So gelingt der perfekte Apfelkuchen: Einfaches Rezept zum Nachbacken!
Wenn die Boskop im Garten reif sind, backe ich diesen Kuchen fast jede Woche. Der Teig ist ein Rührteig, aber der Eischnee kommt getrennt unter, deshalb wird er so locker und trägt die 500 Gramm Apfelspalten, ohne durchzuweichen. Der Zitronenabrieb hält die Süße im Zaum. Aus der 26er Springform bekomme ich zwölf Stücke, und Staubzucker kommt erst kurz vor dem Servieren darüber.
Zutaten
- 3 Stk Eier
- 500 g Äpfel, geschält und entkernt
- 250 g Mehl, glatt
- 150 g Staubzucker
- 0.125 kg Butter
- 0.5 Stk Zitrone, Abrieb
- 1.5 EL Milch
- 1 Pk Vanillezucker
- 0.5 Pk Backpulver
Zubereitung

Schritt 1: Vorbereitung
Heiz dein Backrohr auf 170 ℃ vor. Fette eine Springform ein und stäube sie mit Mehl aus. Misch das Mehl mit dem Backpulver und lass die Butter bei Zimmertemperatur weich werden.
Schritt 2: Teig zubereiten
Trenn die Eier und schlag das Eiweiß mit einer Prise Salz zu steifem Schnee. Rühr Zucker, Butter und Vanillezucker schaumig. Gib nach und nach die Eigelbe dazu und rühr weiter, bis die Masse ganz schaumig ist.

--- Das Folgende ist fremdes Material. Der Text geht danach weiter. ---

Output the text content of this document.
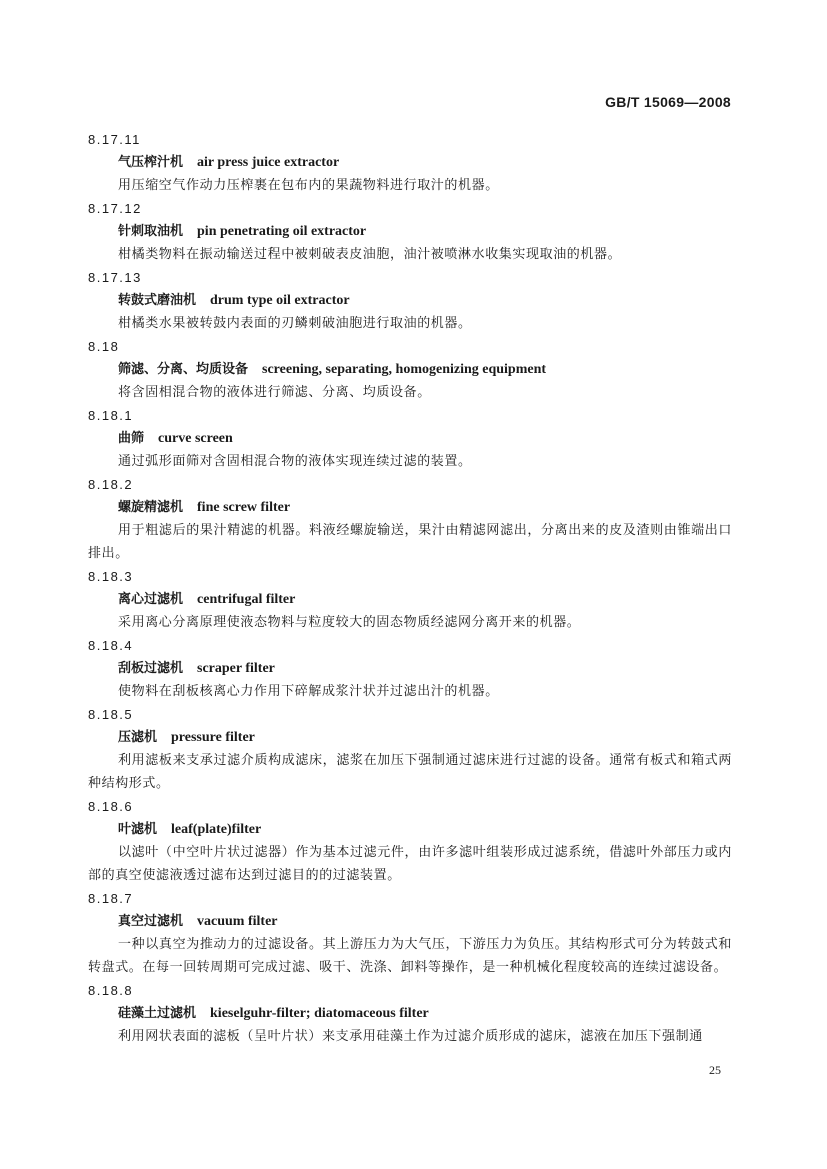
GB/T 15069—2008
8.17.11
气压榨汁机 air press juice extractor
用压缩空气作动力压榨裹在包布内的果蔬物料进行取汁的机器。
8.17.12
针刺取油机 pin penetrating oil extractor
柑橘类物料在振动输送过程中被刺破表皮油胞，油汁被喷淋水收集实现取油的机器。
8.17.13
转鼓式磨油机 drum type oil extractor
柑橘类水果被转鼓内表面的刃鳞刺破油胞进行取油的机器。
8.18
筛滤、分离、均质设备 screening, separating, homogenizing equipment
将含固相混合物的液体进行筛滤、分离、均质设备。
8.18.1
曲筛 curve screen
通过弧形面筛对含固相混合物的液体实现连续过滤的装置。
8.18.2
螺旋精滤机 fine screw filter
用于粗滤后的果汁精滤的机器。料液经螺旋输送，果汁由精滤网滤出，分离出来的皮及渣则由锥端出口排出。
8.18.3
离心过滤机 centrifugal filter
采用离心分离原理使液态物料与粒度较大的固态物质经滤网分离开来的机器。
8.18.4
刮板过滤机 scraper filter
使物料在刮板核离心力作用下碎解成浆汁状并过滤出汁的机器。
8.18.5
压滤机 pressure filter
利用滤板来支承过滤介质构成滤床，滤浆在加压下强制通过滤床进行过滤的设备。通常有板式和箱式两种结构形式。
8.18.6
叶滤机 leaf(plate)filter
以滤叶（中空叶片状过滤器）作为基本过滤元件，由许多滤叶组装形成过滤系统，借滤叶外部压力或内部的真空使滤液透过滤布达到过滤目的的过滤装置。
8.18.7
真空过滤机 vacuum filter
一种以真空为推动力的过滤设备。其上游压力为大气压，下游压力为负压。其结构形式可分为转鼓式和转盘式。在每一回转周期可完成过滤、吸干、洗涤、卸料等操作，是一种机械化程度较高的连续过滤设备。
8.18.8
硅藻土过滤机 kieselguhr-filter; diatomaceous filter
利用网状表面的滤板（呈叶片状）来支承用硅藻土作为过滤介质形成的滤床，滤液在加压下强制通
25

Schritt 3: Teig mischen und backen
Misch abwechselnd das Mehl und den Eischnee leicht unter die Masse. Verteil den Teig gleichmäßig in der vorbereiteten Springform und leg die Apfelspalten darauf. Back die Torte etwa 35 Minuten im vorgeheizten Ofen. Vor dem Servieren mit Staubzucker bestäuben.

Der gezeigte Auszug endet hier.